Two tender tales have been circling my thoughts like proud, persistent eagles.
One is about Eleanor Roosevelt, the other, Rachel ‘Bunny’ Mellon.
Bunny was married to millionaire, philanthropist Paul Mellon for 51 years, while during that time, sharing him with a woman by the name of, Dorcas Hardin, a widow and tony boutique owner in Georgetown, the popular political enclave of Washington D.C.. She knew of the affair, tolerating it the way many women of her era did, including her best friend, Jacqueline Bouvier Kennedy.
When Paul Mellon died at 92, in 1999, Bunny invited Mrs. Hardin to the funeral thinking, it was the right thing to do, and something her husband would have wanted. Mrs. Hardin, being rather correct herself, despite her duplicity, properly declined. Bunny then invited her two children to represent their mother, who came, Bunny seating them with the rest of she and Paul’s family.

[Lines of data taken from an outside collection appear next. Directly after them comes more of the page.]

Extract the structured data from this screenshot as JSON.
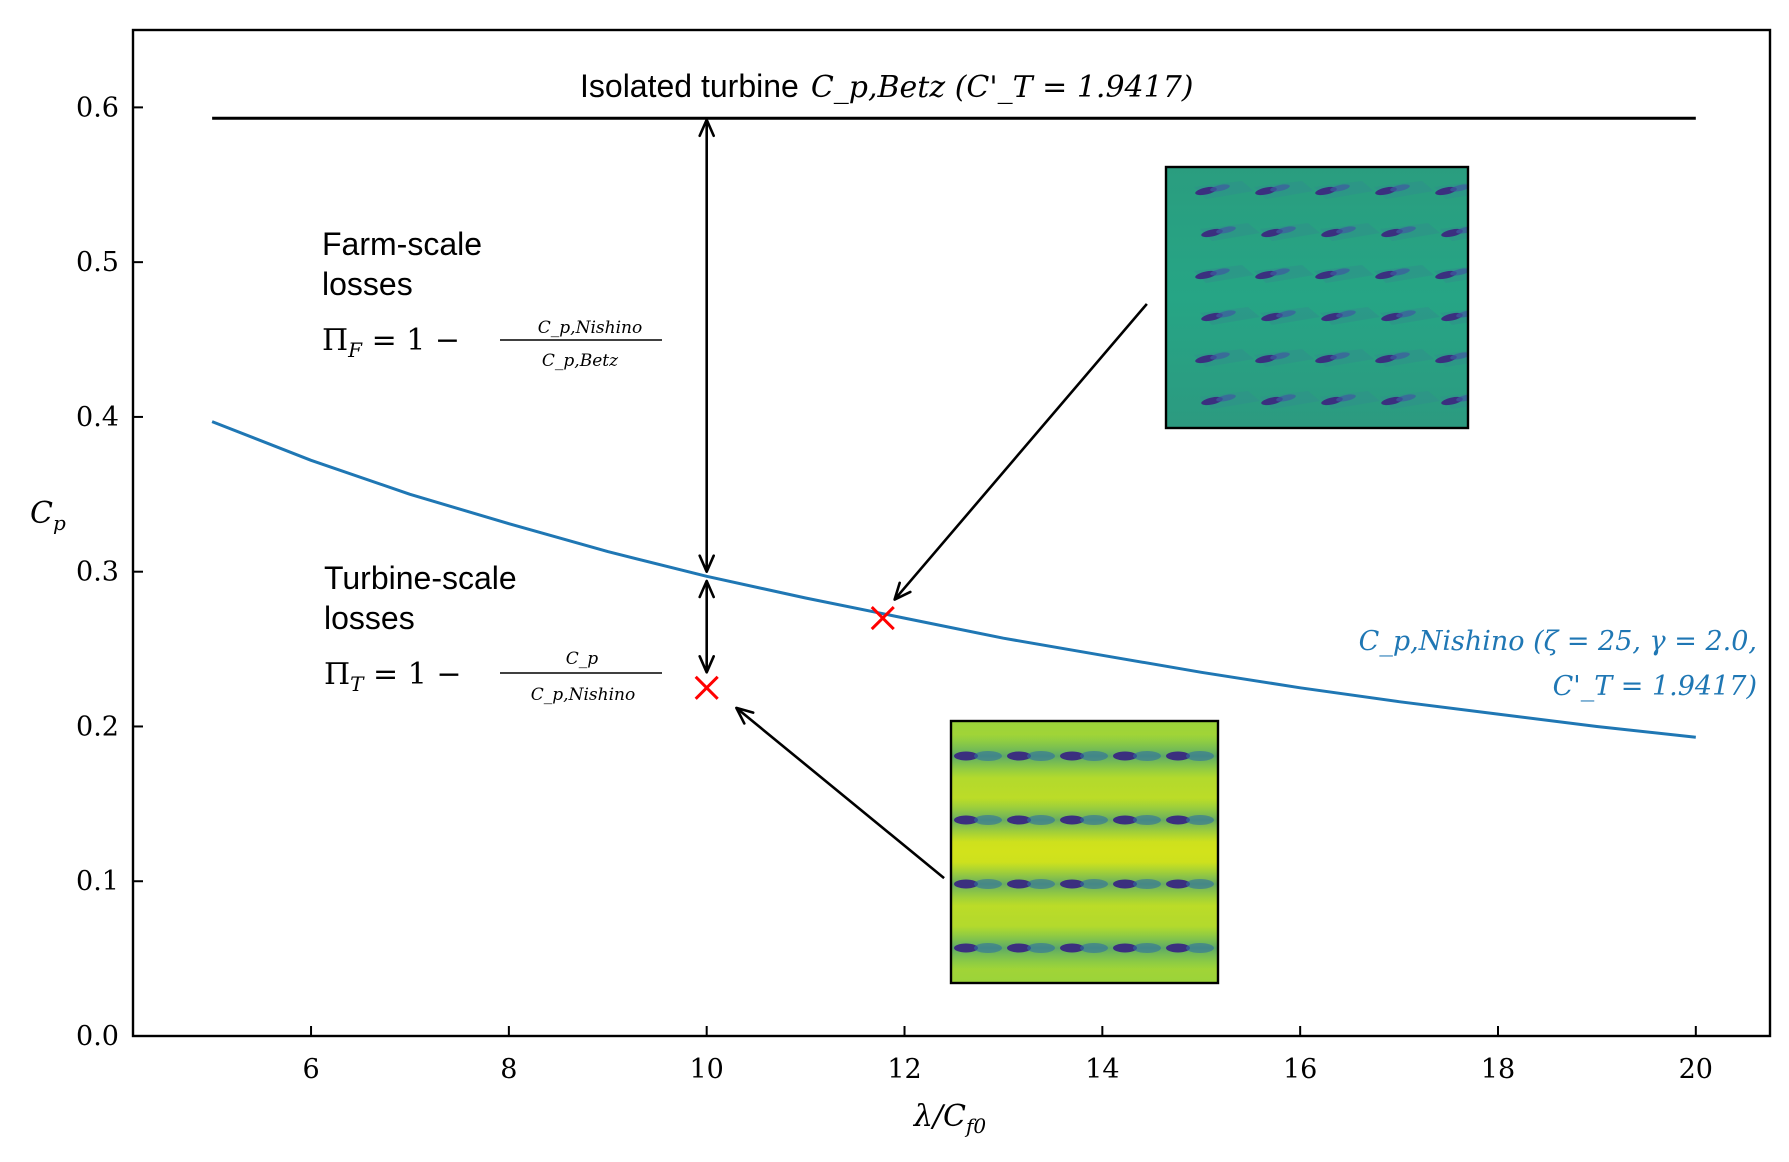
{
  "chart_data": {
    "type": "line",
    "xlabel": "λ/C_f0",
    "ylabel": "C_p",
    "xlim": [
      4.2,
      20.75
    ],
    "ylim": [
      0.0,
      0.65
    ],
    "xticks": [
      6,
      8,
      10,
      12,
      14,
      16,
      18,
      20
    ],
    "xtick_labels": [
      "6",
      "8",
      "10",
      "12",
      "14",
      "16",
      "18",
      "20"
    ],
    "yticks": [
      0.0,
      0.1,
      0.2,
      0.3,
      0.4,
      0.5,
      0.6
    ],
    "ytick_labels": [
      "0.0",
      "0.1",
      "0.2",
      "0.3",
      "0.4",
      "0.5",
      "0.6"
    ],
    "grid": false,
    "series": [
      {
        "name": "C_p,Nishino (ζ = 25, γ = 2.0, C'_T = 1.9417)",
        "color": "#1f77b4",
        "x": [
          5,
          6,
          7,
          8,
          9,
          10,
          11,
          12,
          13,
          14,
          15,
          16,
          17,
          18,
          19,
          20
        ],
        "y": [
          0.397,
          0.372,
          0.35,
          0.331,
          0.313,
          0.297,
          0.283,
          0.27,
          0.257,
          0.246,
          0.235,
          0.225,
          0.216,
          0.208,
          0.2,
          0.193
        ]
      },
      {
        "name": "Isolated turbine C_p,Betz (C'_T = 1.9417)",
        "color": "#000000",
        "x": [
          5,
          20
        ],
        "y": [
          0.593,
          0.593
        ]
      }
    ],
    "markers": [
      {
        "x": 10.0,
        "y": 0.225,
        "symbol": "x",
        "color": "#ff0000"
      },
      {
        "x": 11.78,
        "y": 0.27,
        "symbol": "x",
        "color": "#ff0000"
      }
    ],
    "annotations": {
      "betz_label_text": "Isolated turbine",
      "betz_label_math": "C_p,Betz (C'_T = 1.9417)",
      "farm_title_line1": "Farm-scale",
      "farm_title_line2": "losses",
      "farm_formula_lhs": "Π",
      "farm_formula_lhs_sub": "F",
      "farm_formula_mid": " = 1 − ",
      "farm_formula_num": "C_p,Nishino",
      "farm_formula_den": "C_p,Betz",
      "turbine_title_line1": "Turbine-scale",
      "turbine_title_line2": "losses",
      "turbine_formula_lhs": "Π",
      "turbine_formula_lhs_sub": "T",
      "turbine_formula_mid": " = 1 − ",
      "turbine_formula_num": "C_p",
      "turbine_formula_den": "C_p,Nishino",
      "nishino_label_line1": "C_p,Nishino (ζ = 25, γ = 2.0,",
      "nishino_label_line2": "C'_T = 1.9417)"
    },
    "arrows": [
      {
        "from": [
          10.0,
          0.592
        ],
        "to": [
          10.0,
          0.3
        ],
        "style": "double"
      },
      {
        "from": [
          10.0,
          0.294
        ],
        "to": [
          10.0,
          0.235
        ],
        "style": "double"
      },
      {
        "from": [
          14.45,
          0.473
        ],
        "to": [
          11.9,
          0.282
        ],
        "style": "single"
      },
      {
        "from": [
          12.4,
          0.102
        ],
        "to": [
          10.3,
          0.212
        ],
        "style": "single"
      }
    ],
    "insets": [
      {
        "name": "staggered-farm-flow-field",
        "colormap": "viridis",
        "pattern": "staggered"
      },
      {
        "name": "aligned-farm-flow-field",
        "colormap": "viridis",
        "pattern": "aligned"
      }
    ]
  }
}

Mrs. Roosevelt, when husband Franklin in 1945, suddenly died of a cerebral hemorrhage in Warm Springs, Georgia at the age of 63, had no idea he was with his long time love, Lucy Mercer Rutherford.

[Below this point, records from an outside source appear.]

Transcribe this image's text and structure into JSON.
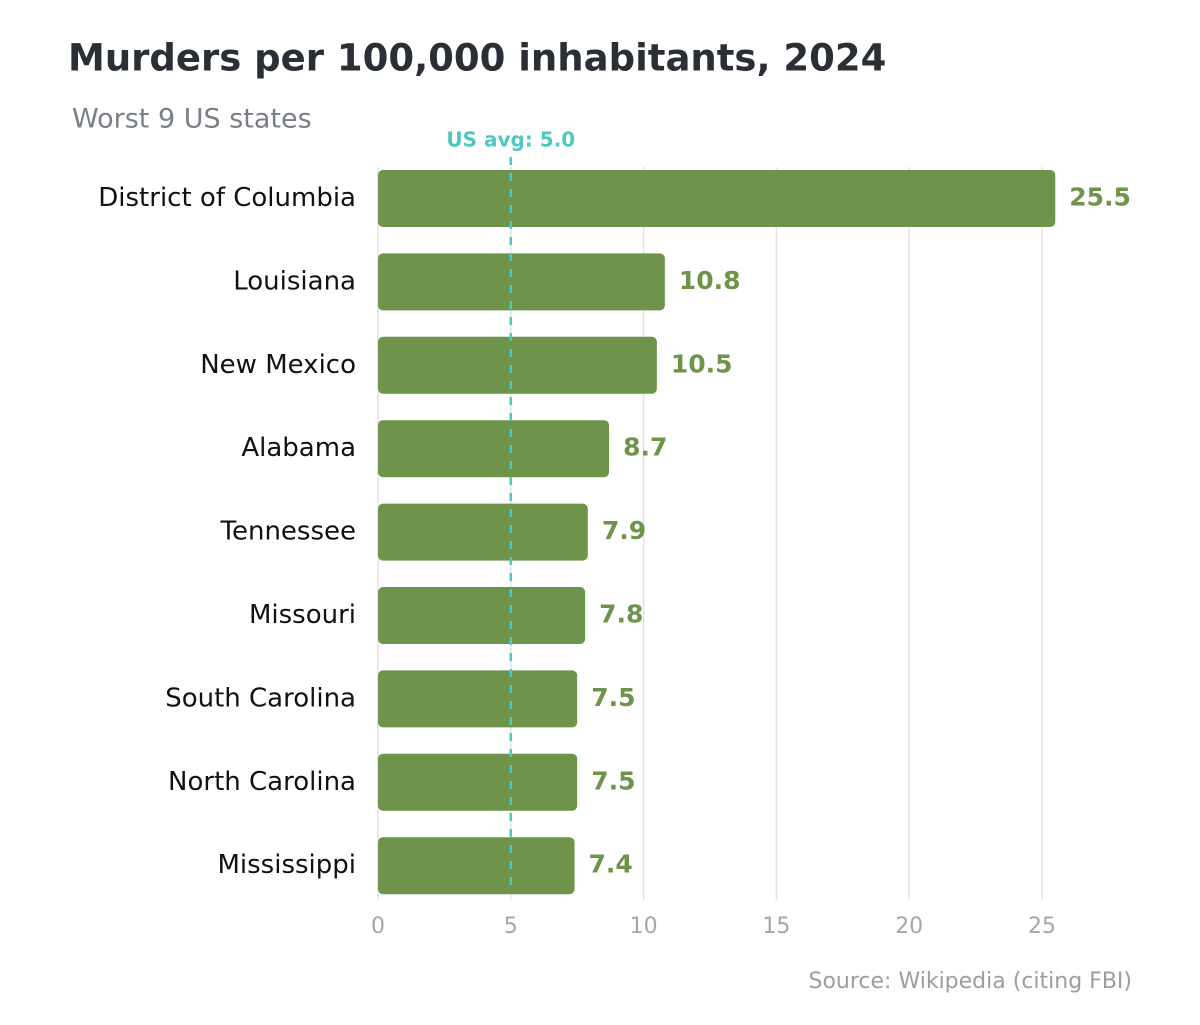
{
  "chart_data": {
    "type": "hbar",
    "title": "Murders per 100,000 inhabitants, 2024",
    "subtitle": "Worst 9 US states",
    "source": "Source: Wikipedia (citing FBI)",
    "categories": [
      "District of Columbia",
      "Louisiana",
      "New Mexico",
      "Alabama",
      "Tennessee",
      "Missouri",
      "South Carolina",
      "North Carolina",
      "Mississippi"
    ],
    "values": [
      25.5,
      10.8,
      10.5,
      8.7,
      7.9,
      7.8,
      7.5,
      7.5,
      7.4
    ],
    "color": "#6e934a",
    "xlim": [
      0,
      27
    ],
    "xticks": [
      0,
      5,
      10,
      15,
      20,
      25
    ],
    "grid": true,
    "reference_line": {
      "value": 5,
      "label": "US avg: 5.0",
      "color": "#4fc9c0"
    }
  }
}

Though painful for her, it being the reason her marriage became in name only after discovering their love letters in 1918, found it in herself to bestow a magnanimous gesture.

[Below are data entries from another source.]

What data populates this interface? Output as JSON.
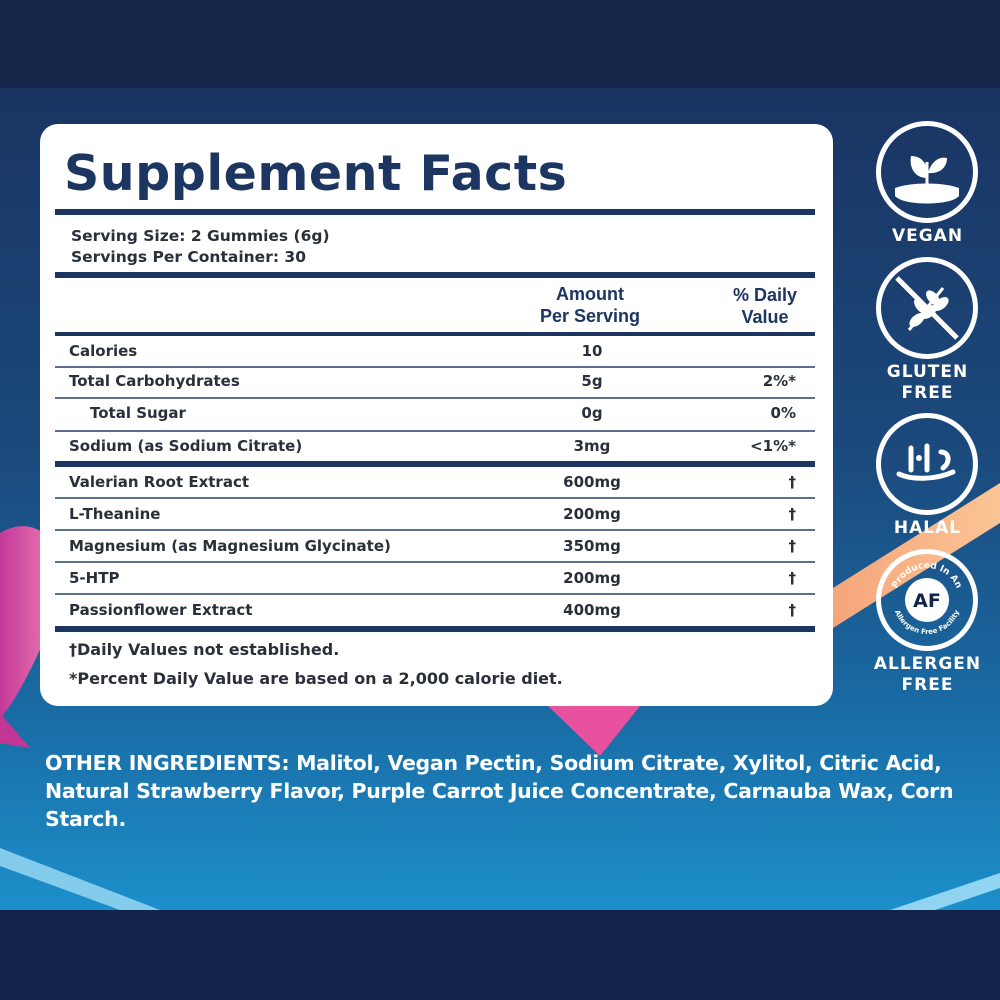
{
  "panel": {
    "title": "Supplement Facts",
    "serving_size": "Serving Size: 2 Gummies (6g)",
    "servings_per_container": "Servings Per Container: 30",
    "columns": {
      "amount_line1": "Amount",
      "amount_line2": "Per Serving",
      "dv_line1": "% Daily",
      "dv_line2": "Value"
    },
    "rows": [
      {
        "label": "Calories",
        "amount": "10",
        "dv": ""
      },
      {
        "label": "Total Carbohydrates",
        "amount": "5g",
        "dv": "2%*"
      },
      {
        "label": "Total Sugar",
        "amount": "0g",
        "dv": "0%"
      },
      {
        "label": "Sodium (as Sodium Citrate)",
        "amount": "3mg",
        "dv": "<1%*"
      },
      {
        "label": "Valerian Root Extract",
        "amount": "600mg",
        "dv": "†"
      },
      {
        "label": "L-Theanine",
        "amount": "200mg",
        "dv": "†"
      },
      {
        "label": "Magnesium (as Magnesium Glycinate)",
        "amount": "350mg",
        "dv": "†"
      },
      {
        "label": "5-HTP",
        "amount": "200mg",
        "dv": "†"
      },
      {
        "label": "Passionflower Extract",
        "amount": "400mg",
        "dv": "†"
      }
    ],
    "footnote_dagger": "†Daily Values not established.",
    "footnote_percent": "*Percent Daily Value are based on a 2,000 calorie diet."
  },
  "badges": [
    {
      "label": "VEGAN",
      "icon": "vegan-leaf-icon"
    },
    {
      "label_line1": "GLUTEN",
      "label_line2": "FREE",
      "icon": "gluten-free-wheat-icon"
    },
    {
      "label": "HALAL",
      "icon": "halal-icon"
    },
    {
      "label_line1": "ALLERGEN",
      "label_line2": "FREE",
      "icon": "allergen-free-icon",
      "seal_text_top": "Produced In An",
      "seal_text_bottom": "Allergen Free Facility",
      "seal_center": "AF"
    }
  ],
  "other_ingredients": "OTHER INGREDIENTS: Malitol, Vegan Pectin, Sodium Citrate, Xylitol, Citric Acid, Natural Strawberry Flavor, Purple Carrot Juice Concentrate, Carnauba Wax, Corn Starch.",
  "colors": {
    "navy": "#1c3561",
    "background": "#13244a",
    "text": "#2a2f3a",
    "white": "#ffffff"
  }
}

At the time of FDR’s death, he was sitting for portrait artist, Elizabeth Shoumatoff, with Lucy at his side. They had resumed their relationship in 1941 with the help of Anna Roosevelt, Eleanor and Franklin’s daughter, unbeknownst to Eleanor. Despite being struck one more hurtful blow, Eleanor sent the picture to Lucy with a note saying, I thought you might like to have this.
These tandem stories move me greatly.
Amid pain and much betrayal, these two wounded women were still able to act with kindness, generosity and grace.
I don’t know given the same circumstances, would I have it in me to be as noble.
I guess you don’t know what you’re capable of, until you know. But in hindsight, it sure is impressive.